Katherine laid the food on a table in the backyard and told us to grab a plate. Mashed potatoes, green bean casserole, Annie’s Sally Lunn bread. Whole smoked turkey breast and barbecue beans and macaroni and cheese from Q Shack. We talked about Katherine’s preschool students, the family’s move from Virginia to North Carolina years ago, the cats that had come and gone from this house—and the cat for whom Katherine was still waiting to find his way home. We didn’t talk about being sick and I didn’t think about being sick.
By the time each of us picked between pumpkin or apple pie—”or both!”—the temperature had shifted from a prickly chill to biting cold. We squeezed our shoulders and shoved our fists into our coat pockets. Miles pulled one of the heat lamps closer to us. I know it would have been much warmer and softer inside. Rather than fear for the future, that night I was boggled by gratitude for the Adairs.
“What is that?” Annie said.
We turned toward the direction Annie was looking. A big birdlike figure perched on the wood fence that divided the yard from the neighbor’s, facing us.
“It’s an owl,” Katherine said. Then she looked at me and smiled. “We’ve never seen an owl here before.”
In the following and final semester, I started radiation therapy and enrolled in all virtual classes. I graduated from college in the spring and moved to Florida for my first full-time job in the newspaper business. I was once again wrong to think I was done with cancer.
Since 2020, a lot has changed. Annie moved into her own apartment and Miles got a new job and Molly got married. Bill signed a book contract. Katherine’s school children keep getting bigger. I moved to Portland and became a writer. My cancer metastasized to my lungs.
Unchanging is my annual invitation to join the Adairs for Thanksgiving. While many of my friends fly back to their hometowns to spend the holiday, I return to my college town, where I get to drink coffee and eat turkey in a home built with open affection and laughter. Of all the things I got out of college, this was the least expected.

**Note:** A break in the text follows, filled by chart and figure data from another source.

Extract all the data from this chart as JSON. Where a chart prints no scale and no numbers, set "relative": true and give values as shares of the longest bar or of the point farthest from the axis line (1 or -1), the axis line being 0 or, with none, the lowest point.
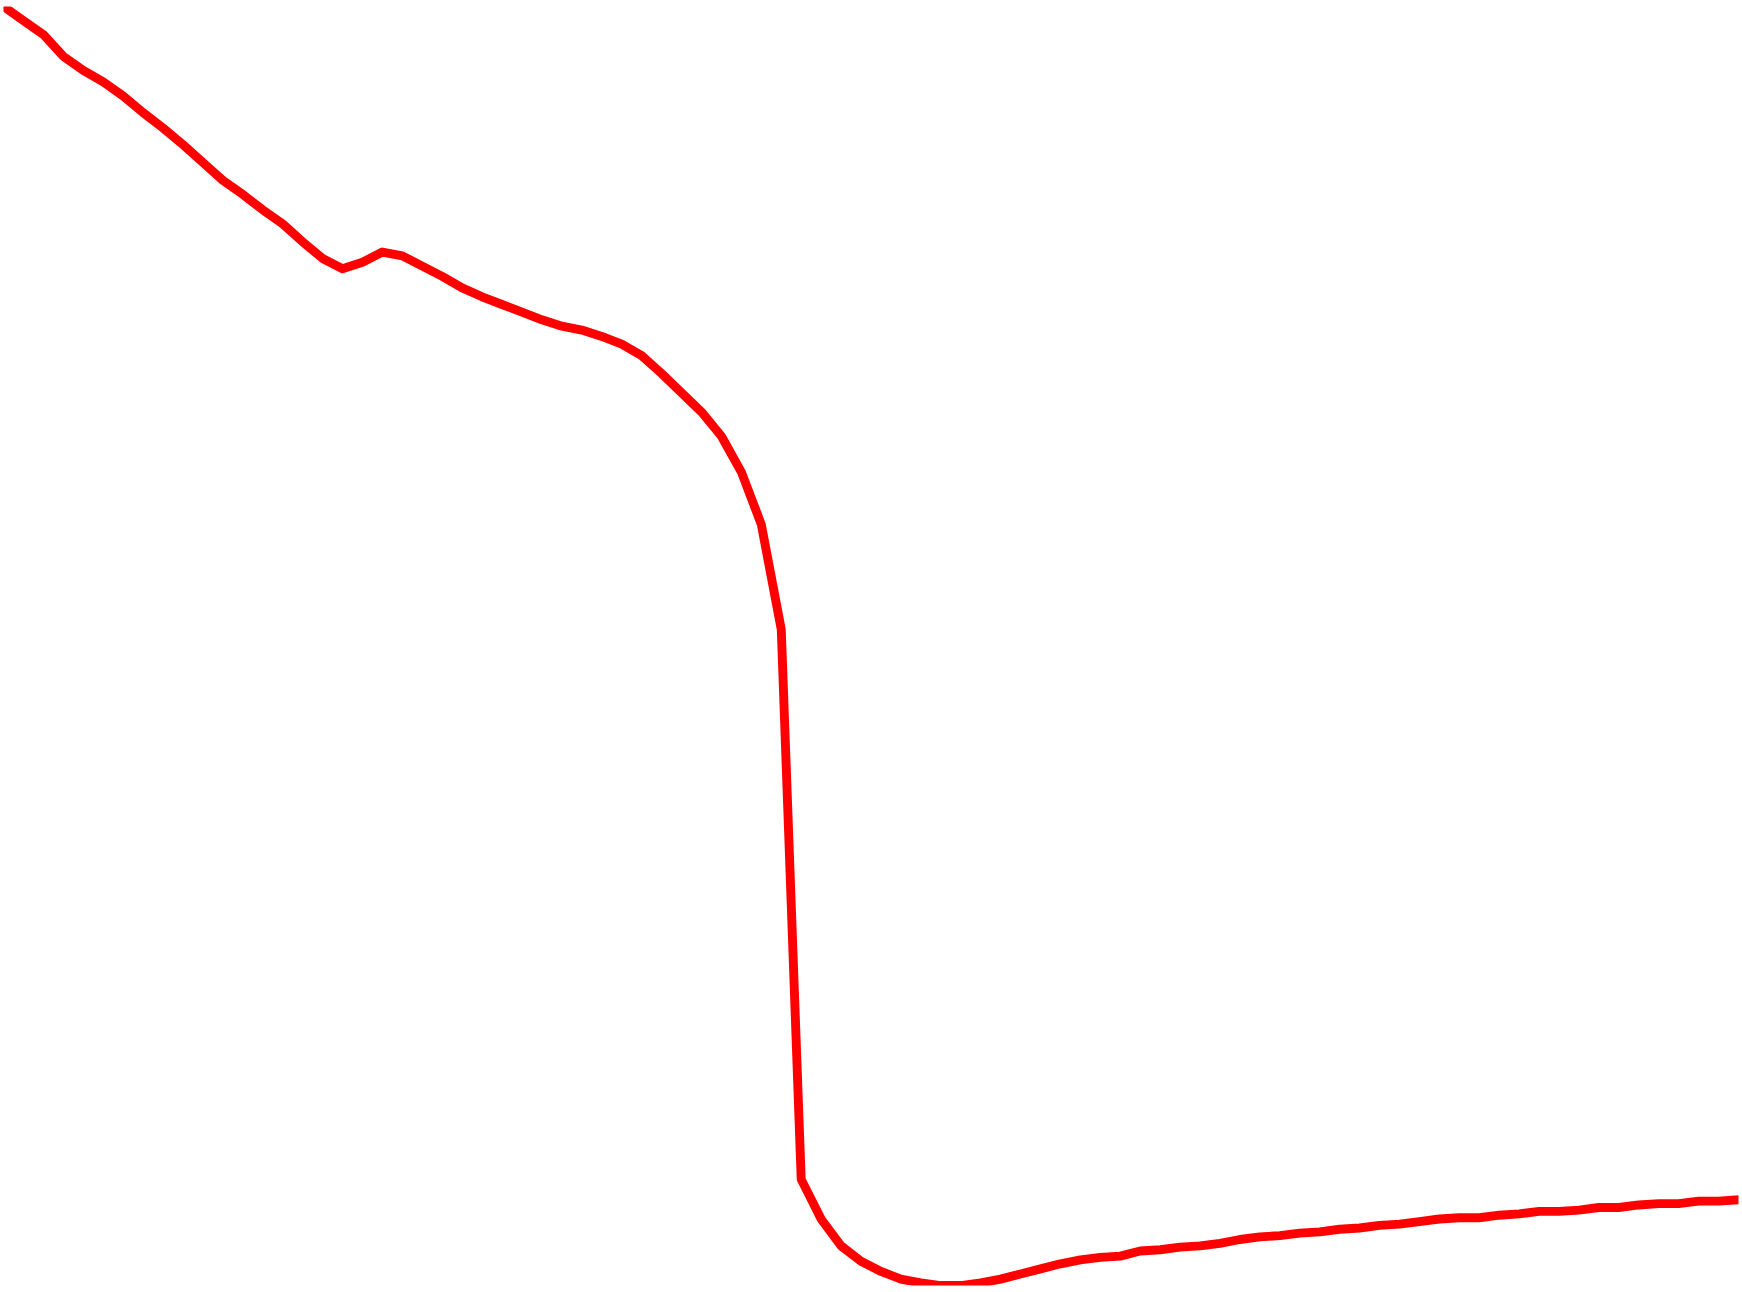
{
  "chart_data": {
    "type": "line",
    "relative": true,
    "legend": false,
    "marker": "none",
    "line_style": "solid",
    "categories": [
      null,
      null,
      null,
      null,
      null,
      null,
      null,
      null,
      null,
      null,
      null,
      null,
      null,
      null,
      null,
      null,
      null,
      null,
      null,
      null,
      null,
      null,
      null,
      null,
      null,
      null,
      null,
      null,
      null,
      null,
      null,
      null,
      null,
      null,
      null,
      null,
      null,
      null,
      null,
      null,
      null,
      null,
      null,
      null,
      null,
      null,
      null,
      null,
      null,
      null,
      null,
      null,
      null,
      null,
      null,
      null,
      null,
      null,
      null,
      null,
      null,
      null,
      null,
      null,
      null,
      null,
      null,
      null,
      null,
      null,
      null,
      null,
      null,
      null,
      null,
      null,
      null,
      null,
      null,
      null,
      null,
      null,
      null,
      null,
      null,
      null,
      null,
      null
    ],
    "series": [
      {
        "color": "#ff0000",
        "values": [
          1.0,
          0.989,
          0.978,
          0.961,
          0.95,
          0.941,
          0.93,
          0.917,
          0.905,
          0.892,
          0.878,
          0.864,
          0.853,
          0.841,
          0.83,
          0.816,
          0.803,
          0.795,
          0.8,
          0.808,
          0.805,
          0.797,
          0.789,
          0.78,
          0.773,
          0.767,
          0.761,
          0.755,
          0.75,
          0.747,
          0.742,
          0.736,
          0.727,
          0.713,
          0.698,
          0.683,
          0.664,
          0.636,
          0.595,
          0.513,
          0.083,
          0.052,
          0.031,
          0.019,
          0.011,
          0.005,
          0.002,
          0,
          0,
          0.002,
          0.005,
          0.009,
          0.013,
          0.017,
          0.02,
          0.022,
          0.023,
          0.027,
          0.028,
          0.03,
          0.031,
          0.033,
          0.036,
          0.038,
          0.039,
          0.041,
          0.042,
          0.044,
          0.045,
          0.047,
          0.048,
          0.05,
          0.052,
          0.053,
          0.053,
          0.055,
          0.056,
          0.058,
          0.058,
          0.059,
          0.061,
          0.061,
          0.063,
          0.064,
          0.064,
          0.066,
          0.066,
          0.067
        ]
      }
    ]
  }
}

Thanksgiving stands for many things that we must condemn, not celebrate—genocide, colonization of Native America, white exceptionalism. I moved to the U.S. in middle school and internalized A Charlie Brown Thanksgiving as history—until years later. Then the holiday became fraudulent and hollow, a mere reminder of my family’s lack of cohesion and American holiday tradition.
Thanksgiving still stands for all the worst things of humanity, but for me it has also come to represent stumbling into love, showing up when we don’t have to, and consistency—once the most foreign of concepts.
Since my first Adair Thanksgiving, the development of the COVID-19 vaccine has allowed us to return the feast indoors. We can eat into the night without shaking in our seats or curling our toes in our boots. That’s another blessing. We do miss the owl, though.